Monday, August 10, 2009


August 10, 2009


Welcome to my blog. I have been shooting stock photography for a long time. I first entered this arena in the mid-eighties when I joined Aperture PhotoBank in Seattle. Aperture changed it's name to Allstock a short time later and I have been submitting to Photo Agencies ever since. Now however, we call them Image Portal Distribution Sites or something like that. The Stock Photo Industry sure has changed over the last decade and what that means to the photographer is more production work not in necessarily shooting (there has always been prep time, scripting, logistics, etc.. for photographers) but in post production on the computer. With digital cameras shooting is still shooting.

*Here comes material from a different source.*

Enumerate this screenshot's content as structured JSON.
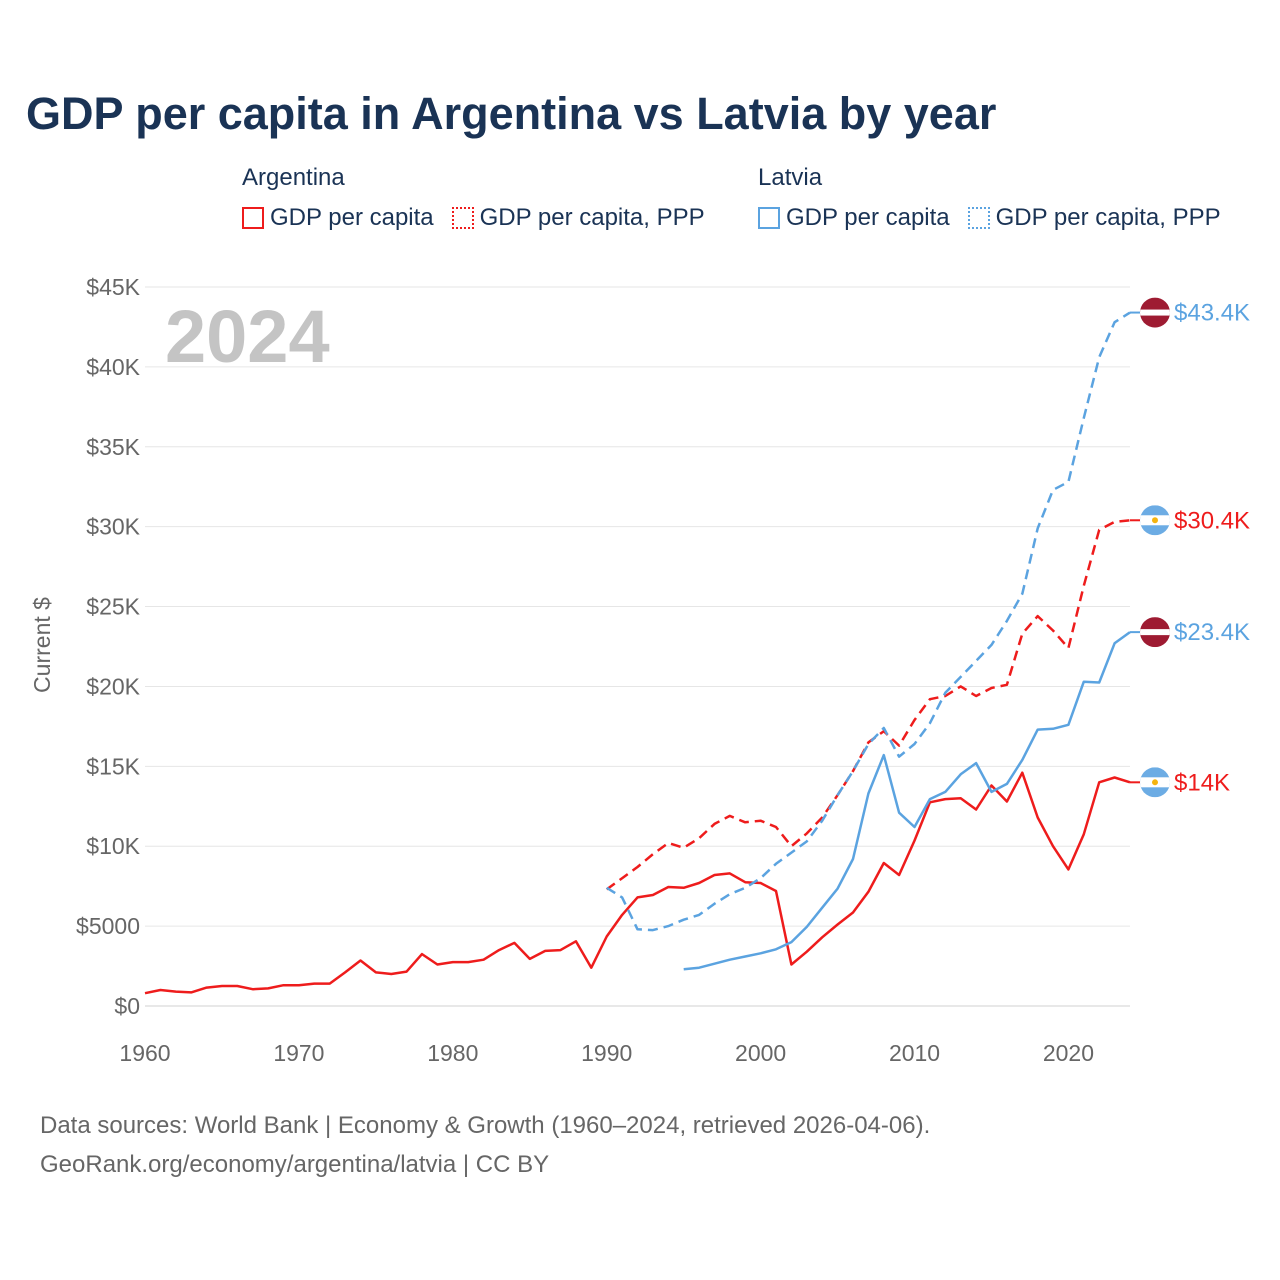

But there are differences like having to turn your camera off when changing lens ( that is why zooms I guess are so popular) but I like fixed focus lenses so I have to stop my momentum in the shoot and hold back the concept of time, everybody freeze that pose and change lenses and begin again. I know why don't I have more than one camera body, simply right now cost. Anyhow I will be posting new thoughts coming up on Digital vs Old school analog shooting, getting into SEO (Search Engine Optimization) and how I believe Digital shooting is making the photographer lose sight of exploring the subject we are shooting. Hint that back monitor on the digital camera has got to go. That's it for now.